Imam Bilal’s career itself has centered on chaplaincy and teaching. He served as the inaugural Dean of Students and Director of Student Life at Zaytuna College, the first accredited Muslim liberal arts college in the U.S., while that institution was working towards its accredited status. For 14 years, he was a prison chaplain in both state and federal correctional facilities. While working within the Connecticut prison system, he encountered a supervisor who recognized his gifts and encouraged the Imam to share them through university chaplaincy work. This led to Imam Bilal becoming the first Muslim chaplain at Williams College, Massachusetts, from 2011 to 2014.
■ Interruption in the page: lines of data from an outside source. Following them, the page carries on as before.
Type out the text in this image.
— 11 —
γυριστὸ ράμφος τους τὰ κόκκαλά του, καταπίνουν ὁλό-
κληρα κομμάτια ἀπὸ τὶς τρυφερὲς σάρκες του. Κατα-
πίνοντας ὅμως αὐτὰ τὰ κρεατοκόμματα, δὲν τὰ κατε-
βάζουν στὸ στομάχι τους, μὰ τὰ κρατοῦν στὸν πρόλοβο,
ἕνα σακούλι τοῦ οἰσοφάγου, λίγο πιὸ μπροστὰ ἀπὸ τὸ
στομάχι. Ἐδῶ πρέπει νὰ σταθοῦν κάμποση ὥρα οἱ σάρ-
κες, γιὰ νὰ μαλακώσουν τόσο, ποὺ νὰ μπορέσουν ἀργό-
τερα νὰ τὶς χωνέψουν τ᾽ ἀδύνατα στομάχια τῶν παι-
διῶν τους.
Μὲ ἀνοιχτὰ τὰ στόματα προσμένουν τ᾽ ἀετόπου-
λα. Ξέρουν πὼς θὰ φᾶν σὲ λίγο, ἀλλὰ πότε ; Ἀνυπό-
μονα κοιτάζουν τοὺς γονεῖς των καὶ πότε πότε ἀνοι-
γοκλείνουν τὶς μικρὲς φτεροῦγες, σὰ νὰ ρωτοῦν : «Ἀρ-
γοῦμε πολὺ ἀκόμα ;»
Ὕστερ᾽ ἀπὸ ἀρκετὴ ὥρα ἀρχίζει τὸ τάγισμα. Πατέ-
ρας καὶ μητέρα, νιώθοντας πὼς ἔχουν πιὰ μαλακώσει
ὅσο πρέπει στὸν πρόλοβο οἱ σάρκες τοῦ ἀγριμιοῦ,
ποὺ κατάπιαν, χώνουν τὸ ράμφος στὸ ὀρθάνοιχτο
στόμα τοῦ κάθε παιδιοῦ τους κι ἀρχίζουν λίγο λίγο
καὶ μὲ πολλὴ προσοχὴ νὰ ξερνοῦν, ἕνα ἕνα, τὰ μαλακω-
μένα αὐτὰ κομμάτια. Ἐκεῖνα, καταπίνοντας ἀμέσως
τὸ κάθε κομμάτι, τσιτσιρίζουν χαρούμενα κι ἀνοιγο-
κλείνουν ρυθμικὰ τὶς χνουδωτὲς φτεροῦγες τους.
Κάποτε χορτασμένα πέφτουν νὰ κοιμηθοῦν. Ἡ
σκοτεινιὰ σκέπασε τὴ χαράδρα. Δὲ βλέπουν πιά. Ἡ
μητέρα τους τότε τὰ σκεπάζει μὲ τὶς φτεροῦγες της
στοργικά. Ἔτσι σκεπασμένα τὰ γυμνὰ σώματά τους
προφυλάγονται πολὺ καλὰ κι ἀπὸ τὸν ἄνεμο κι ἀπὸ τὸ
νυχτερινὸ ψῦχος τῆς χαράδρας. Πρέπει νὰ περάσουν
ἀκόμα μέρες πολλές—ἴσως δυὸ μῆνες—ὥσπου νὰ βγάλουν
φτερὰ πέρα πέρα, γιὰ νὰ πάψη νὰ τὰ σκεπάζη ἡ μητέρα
While Imam Bilal was working at Williams, he gained his first exposure to the JPB program. In 2011, he received a request to participate in an inter-faith forum sponsored by a newly-formed nonprofit based in Brattleboro, VT. According to the Imam, he was happy to participate, and regularly made the hour and a half one-way, drive. Thus, he began what has been for him an uninterrupted, 10-year productive association with JPB.

Currently, Imam Bilal holds two positions: He is a professor of Pastoral Theology and director of the Islamic Chaplaincy Program at Hartford Seminary in Connecticut. He has also returned to Williams College, this time within the Office of Institutional Diversity Equity and Inclusion as the Assistant VP for Campus Engagement.

Imam Bilal has been happily married for 14 years to Dr. Colleen Keyes, also a professor at Hartford Seminary, where she focuses on Islamic Spirituality, and Women and Gender Issues in Islam. When asked about his favorite personal pastimes, Imam Bilal’s instant response was, “to stare into the Irish smiling eyes of my beautiful wife.” They have six children, four sons and two daughters.

JPB is extremely grateful to Imam Bilal for his unwavering support of JPB’s work, and for taking on this new leadership role as a member of the board. Please join Fr. Nicholas and all the JPB staff in extending the warmest of welcomes to Imam Bilal, Dr. Keyes, and their children.